Diyeceğim şudur ki; içlerinde şikeye bulaşan şahıslar olsa bile bir Galatasaraylı olarak Fenerbahçe camiasına "ŞİKECİ" demem, aynı şekilde kendi kulübümde tarikat sempatizanları bulunsa bile kimsenin Galatasaray'a "FETÖCÜ" demesine de tahammül edemem.
Yorumlarınızı yaparken hepinizin kendi kapılarınızın önünü süpürme çabasında olmanızı rica ediyorum. Rakiplere saha dışında saldırarak şampiyon olmak mümkün değildir. Aklımızı başımıza toplayalım, bu ülkede olan her fena olayı aynı odaklara mal etmek bize fayda sağlar mı? Kendimizde hiç mi kusur yoktur? İşimize geldiği zaman başkalarının uğradıkları haksızlıklara bıyık altından sırıtıp, benzeri kendi başımıza geldiği zaman "haksızlık bu" diye avazımız çıktığı kadar bağırırsak samimiyetimize güvenen olur mu?
İlk dediğimi bugün de tekrar ediyorum, "NE HAK ETMEDİĞİM BİR KUPA KALDIRMAK İSTERİM, NE DE HAKKIMIN YENMESİNİ..."
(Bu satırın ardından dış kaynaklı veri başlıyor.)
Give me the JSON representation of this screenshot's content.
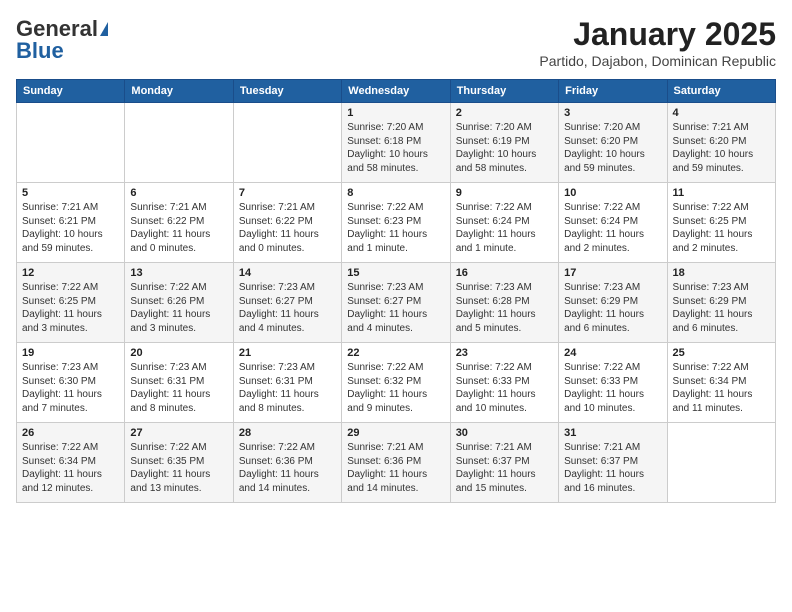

Şimdi toparlanma zamanıdır, önce kendi camialarımızdaki tarikatçıları, şikecileri ve ahlaksızları tarihin tozlu sayfalarına gömelim, sonra da benzer tehlikeler içindeki rakiplerimize yardım eli uzatalım. Çok sevdiğimiz Türk Sporu ancak böyle temizlenebilir.
29 Ağustos 2016 Pazartesi
ŞİKE - FETÖ, FENERBAHÇE VE GALATASARAY
Kaydol:
Kayıtlar (Atom)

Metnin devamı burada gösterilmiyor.